The Bellever area featured in the book
The story behind the Hound
Dartmoor - the place, people and legends - provided the inspiration for Sir Arthur Conan Doyle's classic, The Hound of the Baskervilles.
Sherlock Holmes' most famous case, the Hound of the Baskervilles, was set on foggy Dartmoor, and Sir Arthur Conan Doyle got much of the inspiration for the book from real-life people and places - as well as folklore.
Author Philip Weller went on the trail of the Hound in 2001, to mark the centenary of the publication of the Hound of the Baskervilles.
The first episodes of Sherlock Holmes' best known adventure - were published in The Strand Magazine from August 1901.
But the story of how Sir Arthur Conan Doyle's novel actually came about is almost as shrouded in fog as the tale itself.
Was Baskerville Hall based on Hayford Hall?
Did Conan Doyle even write it at all? And how much of an influence was his old friend, Bertram Fletcher Robinson, who lived in Ipplepen and first told him about the legend of the Dartmoor hound?

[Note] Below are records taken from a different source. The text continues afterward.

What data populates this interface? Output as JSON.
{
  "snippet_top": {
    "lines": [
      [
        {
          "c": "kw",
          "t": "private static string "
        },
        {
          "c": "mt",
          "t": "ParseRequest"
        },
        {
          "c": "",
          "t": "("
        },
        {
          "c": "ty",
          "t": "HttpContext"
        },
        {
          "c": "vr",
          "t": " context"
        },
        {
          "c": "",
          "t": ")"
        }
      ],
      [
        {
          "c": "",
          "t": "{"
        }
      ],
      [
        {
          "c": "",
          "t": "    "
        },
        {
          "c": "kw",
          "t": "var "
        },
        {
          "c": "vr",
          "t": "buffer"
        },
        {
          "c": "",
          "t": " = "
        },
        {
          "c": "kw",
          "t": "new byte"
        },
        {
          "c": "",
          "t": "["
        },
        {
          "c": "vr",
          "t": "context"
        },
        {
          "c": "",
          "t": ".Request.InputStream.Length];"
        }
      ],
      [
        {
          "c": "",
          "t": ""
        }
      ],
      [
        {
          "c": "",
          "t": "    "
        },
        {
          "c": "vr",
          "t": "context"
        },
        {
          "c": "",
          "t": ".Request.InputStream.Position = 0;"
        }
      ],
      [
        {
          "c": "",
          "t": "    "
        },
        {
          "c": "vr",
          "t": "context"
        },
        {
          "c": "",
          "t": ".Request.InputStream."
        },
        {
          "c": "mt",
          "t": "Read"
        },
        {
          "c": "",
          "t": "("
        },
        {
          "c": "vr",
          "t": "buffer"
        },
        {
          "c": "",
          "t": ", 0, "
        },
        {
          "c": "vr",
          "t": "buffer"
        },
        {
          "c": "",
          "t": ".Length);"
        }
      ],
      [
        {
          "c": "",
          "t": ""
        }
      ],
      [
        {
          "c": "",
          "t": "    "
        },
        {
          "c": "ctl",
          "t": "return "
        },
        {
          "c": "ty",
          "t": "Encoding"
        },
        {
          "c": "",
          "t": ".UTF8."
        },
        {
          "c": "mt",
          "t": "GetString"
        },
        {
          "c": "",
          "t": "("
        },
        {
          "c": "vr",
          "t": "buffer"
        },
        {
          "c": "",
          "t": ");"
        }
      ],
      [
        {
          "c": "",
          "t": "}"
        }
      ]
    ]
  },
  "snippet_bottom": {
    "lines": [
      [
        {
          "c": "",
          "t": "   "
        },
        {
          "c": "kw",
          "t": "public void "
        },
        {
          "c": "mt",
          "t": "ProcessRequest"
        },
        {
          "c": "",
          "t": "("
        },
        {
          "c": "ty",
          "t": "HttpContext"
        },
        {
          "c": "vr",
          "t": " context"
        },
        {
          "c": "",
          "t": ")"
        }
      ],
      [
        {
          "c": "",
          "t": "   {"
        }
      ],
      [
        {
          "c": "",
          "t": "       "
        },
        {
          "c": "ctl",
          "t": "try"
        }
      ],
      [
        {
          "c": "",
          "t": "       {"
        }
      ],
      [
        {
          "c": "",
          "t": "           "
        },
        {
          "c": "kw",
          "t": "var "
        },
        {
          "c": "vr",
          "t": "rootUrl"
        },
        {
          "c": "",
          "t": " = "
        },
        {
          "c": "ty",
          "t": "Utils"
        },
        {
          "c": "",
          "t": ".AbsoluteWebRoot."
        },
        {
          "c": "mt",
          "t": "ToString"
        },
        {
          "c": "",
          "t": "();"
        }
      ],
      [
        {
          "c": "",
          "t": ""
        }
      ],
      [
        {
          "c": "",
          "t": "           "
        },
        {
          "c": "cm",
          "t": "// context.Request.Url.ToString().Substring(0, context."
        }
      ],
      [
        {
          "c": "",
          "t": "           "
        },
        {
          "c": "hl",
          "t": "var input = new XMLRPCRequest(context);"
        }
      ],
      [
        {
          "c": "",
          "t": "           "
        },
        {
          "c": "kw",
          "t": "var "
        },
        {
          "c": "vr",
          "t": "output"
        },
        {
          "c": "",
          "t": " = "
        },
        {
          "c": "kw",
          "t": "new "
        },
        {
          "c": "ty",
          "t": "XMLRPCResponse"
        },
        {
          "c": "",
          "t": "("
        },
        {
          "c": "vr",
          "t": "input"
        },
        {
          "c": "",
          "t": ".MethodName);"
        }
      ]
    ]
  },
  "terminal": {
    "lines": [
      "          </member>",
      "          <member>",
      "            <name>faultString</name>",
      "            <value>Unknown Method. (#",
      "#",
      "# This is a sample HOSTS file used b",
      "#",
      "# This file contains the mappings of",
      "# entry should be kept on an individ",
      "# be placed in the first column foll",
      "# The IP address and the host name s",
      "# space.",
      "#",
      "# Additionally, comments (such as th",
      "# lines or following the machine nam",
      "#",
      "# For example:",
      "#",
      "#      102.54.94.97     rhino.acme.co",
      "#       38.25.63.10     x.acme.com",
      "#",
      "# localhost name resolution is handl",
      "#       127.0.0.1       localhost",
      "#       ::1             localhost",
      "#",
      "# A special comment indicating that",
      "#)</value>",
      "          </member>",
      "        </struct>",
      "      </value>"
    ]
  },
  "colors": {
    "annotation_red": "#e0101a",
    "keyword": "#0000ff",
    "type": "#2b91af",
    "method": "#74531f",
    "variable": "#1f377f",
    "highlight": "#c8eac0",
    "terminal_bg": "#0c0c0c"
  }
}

Philip Weller - a Holmes fanatic - brought out a new edition of the book in 2001, together with an in-depth study of how and where it originated.
Using almost Holmesian detective work, Weller visited the Dartmoor locations and researched the background of the Hound of the Baskervilles.
When the story was published in book form in 1902, Conan Doyle included an acknowledgement to Fletcher Robinson for telling him of the hound legend. But it went no further than that.
The debate over the book grew in 1951, when the one time carriage driver for the Fletcher Robinson family, Harry Baskerville, claimed Conan Doyle's friend had played a much bigger role in its authorship than had been acknowledged.
But Weller, who is chairman of the society, The Baskerville Hounds, concludes that Conan Doyle did pen the work, after being told about the hound legends by Fletcher Robinson while they were out walking together on Dartmoor.
Fox Tor Mires - probably Grimpen Mire in the book
There are lots of legends surrounding a black hound on the moor, and one involves local squire, Richard Cabell.
Cabell lived at Brook Manor, north of Buckfastleigh. He had an evil reputation and legend has it that when he died in the 1670s, black dogs breathing fire raced across Dartmoor, howling. Could that be the basis of the tale?
Several moorland places are featured in The Hound of the Baskervilles, including Princetown and Bellever Tor.
Fox Tor Mires was almost certainly the inspiration for the book's Grimpen Mire, while Baskerville Hall may, in real life, be either Hayford Hall or Brook Manor, both of them near Buckfastleigh.
But the definite answers to all the who? where? what? and whys? are likely to remain a mystery. More than 100 years on, it would probably take a modern day Sherlock Holmes to unravel the truth of it all.